It’s that time of year again. I say that every time something date-worthy happens, which is almost once a month, if I calculate right but, being rather number-dyslexic, I could be way off the mark I am really aiming at. It is January 1, 2008, which will take some getting used to, as it always does. For almost 12 months now, I have been dating things 2007; I say ‘almost’ because it took a little while to get used to the fact that it was 2007 and no longer 2006. At work, it doesn’t really matter, since other people do most of that date stuff and anyway the computers do it automatically. And at home, why would I need to know what year it is, except when I am filling in checks, which I rarely need to do since everything became direct debit.
But 2008 is, as Father pointed out, a leap year. Which means that various friends who are born on February 29 will have a birthday – disconcertingly, they seem to be somehow younger than me, even though they actually came to this planet (this is assuming the extra-terrestrial origin of life theory) many years before I did. It also means that women have that traditionally (albeit a western concept) conferred freedom of being able to ask men for what they want in the whole man-woman thing, be it marriage or a date. I have seen many leap years come and go and no one that I know, even myself, has ever done anything like that. In reality, we do not need a special year that comes just once in four to ask for what we want; we are of a different ilk – we just take it, most often than not doing the polite thing if we feel like and saying a cursory ‘please’ just before we reach out and grab hold.

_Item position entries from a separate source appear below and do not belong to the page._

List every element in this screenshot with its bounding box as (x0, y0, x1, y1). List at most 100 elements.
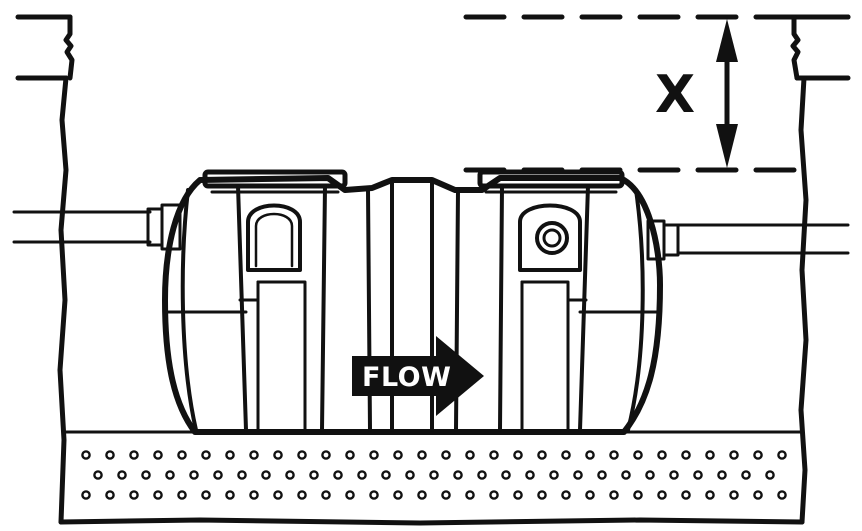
gravel-dot (513, 490, 523, 500)
gravel-dot (381, 470, 391, 480)
gravel-dots (81, 450, 787, 500)
outlet-port (518, 203, 582, 272)
gravel-dot (477, 470, 487, 480)
gravel-dot (537, 490, 547, 500)
gravel-dot (285, 470, 295, 480)
inlet-coupling (146, 207, 164, 247)
gravel-dot (321, 490, 331, 500)
gravel-dot (441, 450, 451, 460)
gravel-dot (453, 470, 463, 480)
gravel-dot (489, 490, 499, 500)
gravel-dot (273, 450, 283, 460)
gravel-dot (549, 470, 559, 480)
dimension-arrow (716, 19, 738, 168)
gravel-dot (201, 490, 211, 500)
gravel-dot (681, 450, 691, 460)
gravel-dot (609, 490, 619, 500)
gravel-dot (225, 450, 235, 460)
gravel-dot (273, 490, 283, 500)
gravel-dot (585, 490, 595, 500)
gravel-dot (753, 450, 763, 460)
gravel-dot (645, 470, 655, 480)
gravel-dot (345, 450, 355, 460)
gravel-dot (657, 490, 667, 500)
left-access-lid (202, 169, 348, 189)
gravel-dot (333, 470, 343, 480)
gravel-dot (441, 490, 451, 500)
gravel-dot (405, 470, 415, 480)
dimension-label: X (655, 65, 695, 125)
gravel-dot (777, 450, 787, 460)
gravel-dot (249, 490, 259, 500)
outlet-pipe (646, 219, 850, 261)
inlet-pipe (12, 203, 182, 251)
gravel-dot (261, 470, 271, 480)
gravel-dot (369, 450, 379, 460)
gravel-dot (309, 470, 319, 480)
gravel-dot (165, 470, 175, 480)
gravel-dot (729, 490, 739, 500)
gravel-dot (609, 450, 619, 460)
left-trench-wall (57, 75, 69, 525)
gravel-dot (129, 490, 139, 500)
gravel-dot (189, 470, 199, 480)
gravel-dot (237, 470, 247, 480)
gravel-dot (93, 470, 103, 480)
arrow-head-down (716, 124, 738, 168)
gravel-dot (81, 450, 91, 460)
gravel-dot (129, 450, 139, 460)
gravel-dot (657, 450, 667, 460)
gravel-dot (297, 450, 307, 460)
gravel-dot (81, 490, 91, 500)
gravel-dot (693, 470, 703, 480)
gravel-dot (177, 490, 187, 500)
tank-belt (166, 280, 662, 432)
gravel-dot (393, 490, 403, 500)
left-break-mark (63, 14, 75, 81)
gravel-dot (561, 490, 571, 500)
gravel-dot (681, 490, 691, 500)
gravel-dot (741, 470, 751, 480)
gravel-dot (417, 490, 427, 500)
gravel-dot (465, 450, 475, 460)
gravel-dot (597, 470, 607, 480)
gravel-dot (153, 450, 163, 460)
gravel-dot (105, 450, 115, 460)
gravel-dot (249, 450, 259, 460)
gravel-dot (513, 450, 523, 460)
gravel-dot (141, 470, 151, 480)
gravel-dot (465, 490, 475, 500)
gravel-dot (705, 450, 715, 460)
gravel-dot (321, 450, 331, 460)
gravel-dot (573, 470, 583, 480)
gravel-dot (537, 450, 547, 460)
gravel-dot (429, 470, 439, 480)
gravel-dot (393, 450, 403, 460)
gravel-dot (633, 490, 643, 500)
flow-arrow: FLOW (352, 336, 484, 416)
gravel-dot (417, 450, 427, 460)
tank-body (162, 175, 663, 435)
gravel-dot (201, 450, 211, 460)
inlet-baffle (246, 203, 302, 272)
gravel-dot (213, 470, 223, 480)
gravel-dot (561, 450, 571, 460)
gravel-dot (357, 470, 367, 480)
excavation-bottom (58, 517, 805, 526)
gravel-dot (717, 470, 727, 480)
gravel-dot (777, 490, 787, 500)
gravel-dot (117, 470, 127, 480)
gravel-dot (489, 450, 499, 460)
flow-label: FLOW (362, 362, 451, 393)
gravel-dot (153, 490, 163, 500)
gravel-dot (729, 450, 739, 460)
gravel-dot (297, 490, 307, 500)
gravel-dot (621, 470, 631, 480)
gravel-dot (705, 490, 715, 500)
gravel-dot (669, 470, 679, 480)
right-trench-wall (798, 75, 809, 525)
gravel-dot (345, 490, 355, 500)
right-access-lid (477, 169, 625, 189)
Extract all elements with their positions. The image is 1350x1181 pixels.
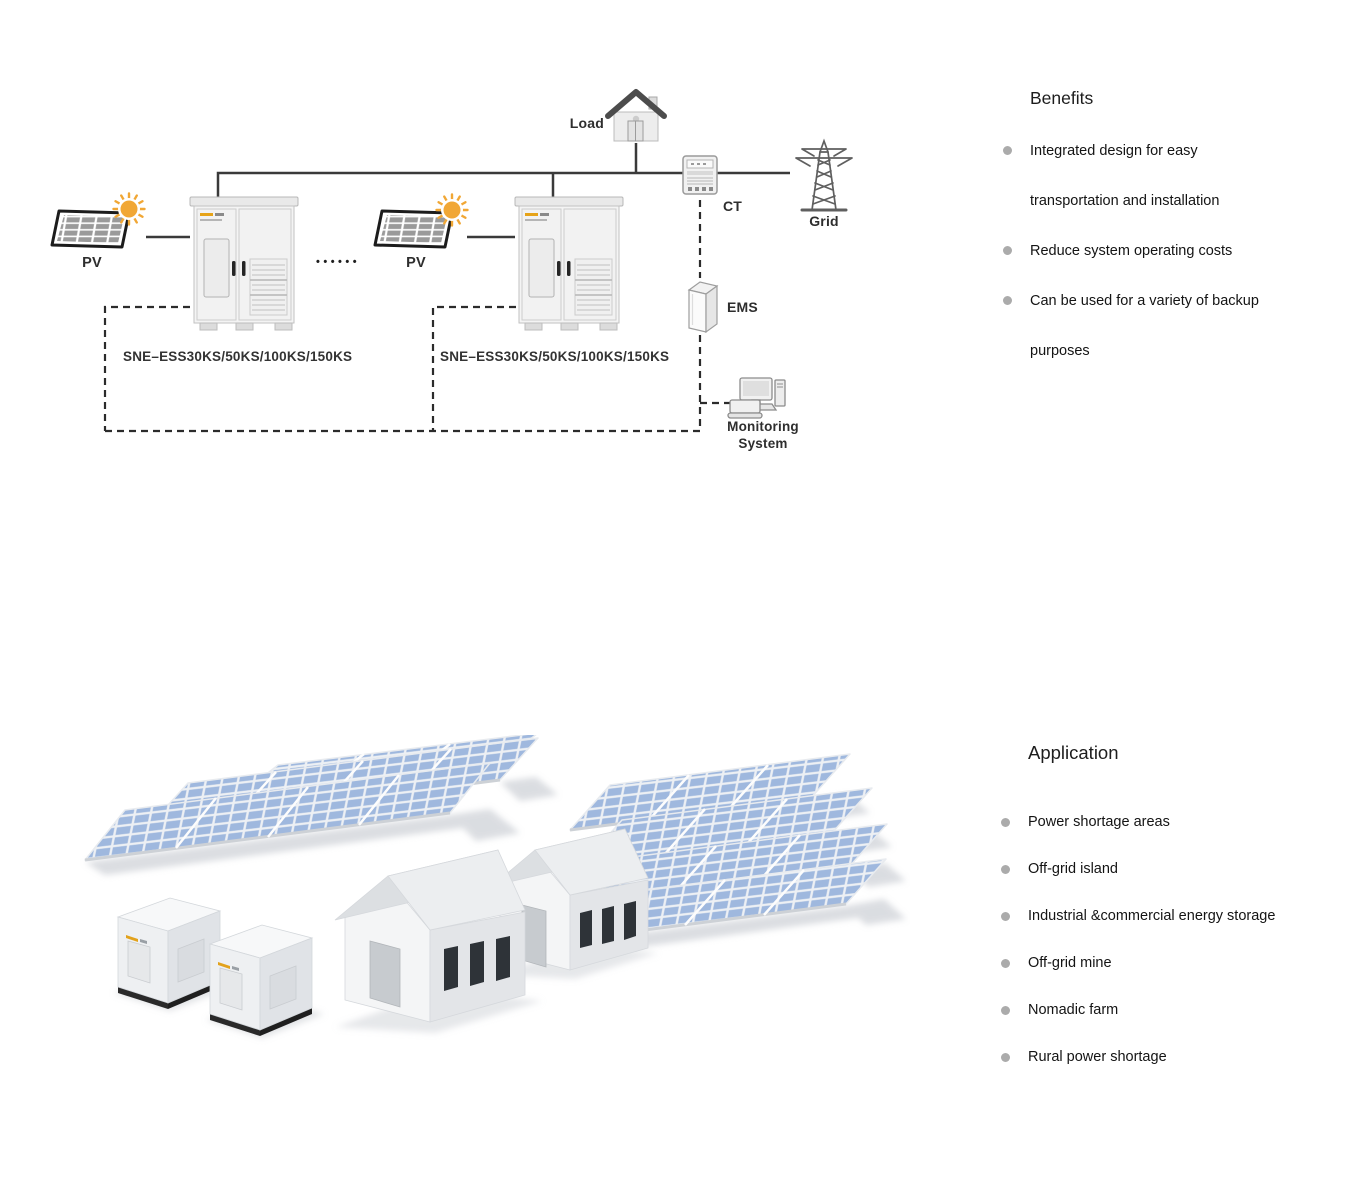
bullet-dot-icon [1003,296,1012,305]
list-item: Integrated design for easy transportatio… [1000,126,1265,226]
cabinet2-model-label: SNE–ESS30KS/50KS/100KS/150KS [440,349,670,364]
solid-wires [146,143,790,239]
benefit-text: Integrated design for easy transportatio… [1030,143,1220,209]
pv1-label: PV [82,255,102,271]
bullet-dot-icon [1003,146,1012,155]
benefit-text: Can be used for a variety of backup purp… [1030,293,1259,359]
bullet-dot-icon [1001,818,1010,827]
cabinet2-dashed-box [431,305,516,431]
monitoring-system-label: Monitoring System [727,419,799,451]
house-illustration [334,849,526,1023]
solar-panel-row [84,762,491,862]
house-illustration [491,828,649,971]
application-section: Application Power shortage areas Off-gri… [998,742,1348,1065]
bullet-dot-icon [1001,959,1010,968]
solar-panel-rows-left [84,735,539,862]
more-units-ellipsis: •••••• [316,256,361,268]
ess-cabinet-icon [189,196,299,331]
benefits-title: Benefits [1030,88,1094,108]
list-item: Off-grid island [998,846,1328,893]
solar-panel-rows-right [569,753,888,937]
comm-bus-dashed [105,333,702,433]
application-text: Off-grid mine [1028,955,1112,971]
bullet-dot-icon [1003,246,1012,255]
application-text: Nomadic farm [1028,1002,1119,1018]
pv2-label: PV [406,255,426,271]
dashed-wires [103,200,733,433]
application-text: Off-grid island [1028,861,1118,877]
benefit-text: Reduce system operating costs [1030,243,1233,259]
cabinet1-model-label: SNE–ESS30KS/50KS/100KS/150KS [123,349,353,364]
bus-line [216,171,684,197]
application-title: Application [1028,742,1119,763]
list-item: Nomadic farm [998,987,1328,1034]
list-item: Off-grid mine [998,940,1328,987]
list-item: Rural power shortage [998,1034,1328,1081]
benefits-section: Benefits Integrated design for easy tran… [1000,88,1340,359]
list-item: Industrial &commercial energy storage [998,893,1328,940]
application-text: Rural power shortage [1028,1049,1167,1065]
ems-label: EMS [727,299,758,315]
application-list: Power shortage areas Off-grid island Ind… [998,799,1328,1081]
bullet-dot-icon [1001,865,1010,874]
list-item: Power shortage areas [998,799,1328,846]
bullet-dot-icon [1001,1053,1010,1062]
cabinet1-dashed-box [103,305,190,431]
grid-tower-icon [795,138,853,212]
load-label: Load [569,115,604,131]
application-text: Industrial &commercial energy storage [1028,908,1276,924]
bullet-dot-icon [1001,1006,1010,1015]
system-diagram [50,89,853,433]
ess-cabinet-icon [514,196,624,331]
grid-label: Grid [809,213,839,229]
ems-icon [687,281,719,334]
list-item: Can be used for a variety of backup purp… [1000,276,1265,376]
application-text: Power shortage areas [1028,814,1170,830]
list-item: Reduce system operating costs [1000,226,1265,276]
ct-meter-icon [682,155,718,195]
benefits-list: Integrated design for easy transportatio… [1000,126,1265,376]
solar-farm-illustration [84,735,906,1038]
battery-cabinet-illustration [208,924,314,1036]
load-house-icon [605,89,667,142]
battery-cabinet-illustration [116,897,222,1009]
monitoring-system-icon [727,377,786,419]
ct-label: CT [723,198,743,214]
bullet-dot-icon [1001,912,1010,921]
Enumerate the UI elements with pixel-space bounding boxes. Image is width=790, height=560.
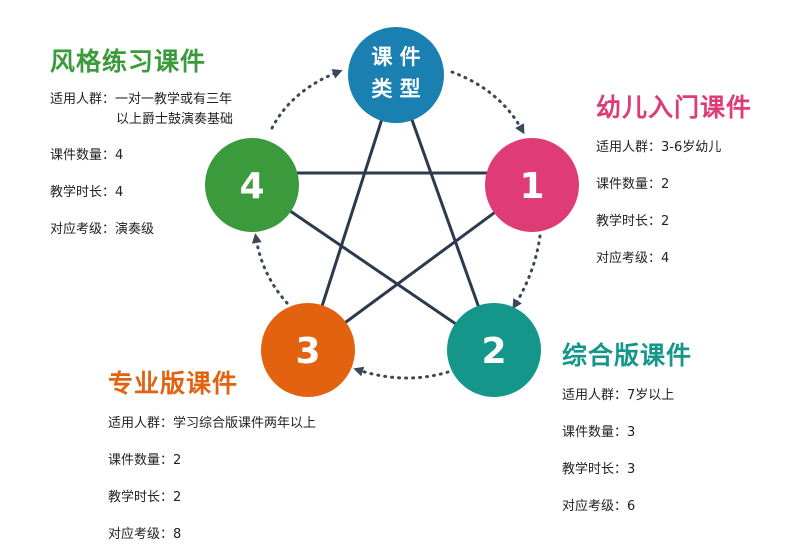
youer-duration-value: 2 — [661, 214, 670, 229]
zonghe-duration-key: 教学时长： — [562, 462, 628, 477]
fengge-count-key: 课件数量： — [50, 148, 116, 163]
arrow-4-to-center — [270, 69, 343, 130]
arrow-1-to-2 — [512, 234, 542, 310]
zhuanye-count: 课件数量：2 — [108, 449, 316, 468]
info-zonghe: 综合版课件 适用人群：7岁以上 课件数量：3 教学时长：3 对应考级：6 — [562, 336, 692, 532]
fengge-duration: 教学时长：4 — [50, 181, 233, 200]
arrow-3-to-4 — [251, 233, 289, 305]
fengge-level-key: 对应考级： — [50, 222, 116, 237]
zhuanye-level-value: 8 — [173, 527, 182, 542]
node-4-label: 4 — [239, 166, 264, 207]
youer-count-key: 课件数量： — [596, 177, 662, 192]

But in this new year, I am told, I am supposed to decide to do something. In other words, make a resolution. I never bother, because I never keep to it more than for a day or two, be it to never again play Solitaire when I am at work (of anywhere else, since it is a perniciously addictive game that should never have been invented or loaded on to computers) or to stay far away from that favourite shoe shop where I know my friend will create exactly the heel that I have always wanted when I want it. I rarely remember what the resolution is, never mind keep it, since I cannot be bothered to search my memory for a clue or four to figure it out. And since that aforementioned resolution is often made as a huge and giggle-some joke when I am chatting online or on the phone or across the lunch table with a close friend, I never take it all as seriously as perhaps I am supposed to do. Which means that any resolution I could make under those circumstances would inevitably be broken before the last fullstop is added to the sentence in which I make it.
But this year – surprise, surprise! – I actually do have a resolution. It has nothing to do with fibre, let me assure all those who believe that that is the sole obsession of my existence. It has nothing to do with getting back into shape and fitting into those extremely to-die-for floral-printed jeans, though that is part of my great plan for the next few months. And it has absolutely nothing to do with being more polite to people I do not like and gnashing my crocodile pearly whites at all those who believe that they should know me or, better yet, that I should know them. Those are incidentals. My resolve is more my own, nothing to do with anyone else, not really. I am going to grow up, at last, painful though the process has been and will continue to be. I will become less accepting, less trusting and less forgiving, more responsible, more proactive and far more analytical before I do anything, be it buying diamonds or frying fries or letting people into my life.
I think it’s called looking before I leap. And in this particular year, it seems moot.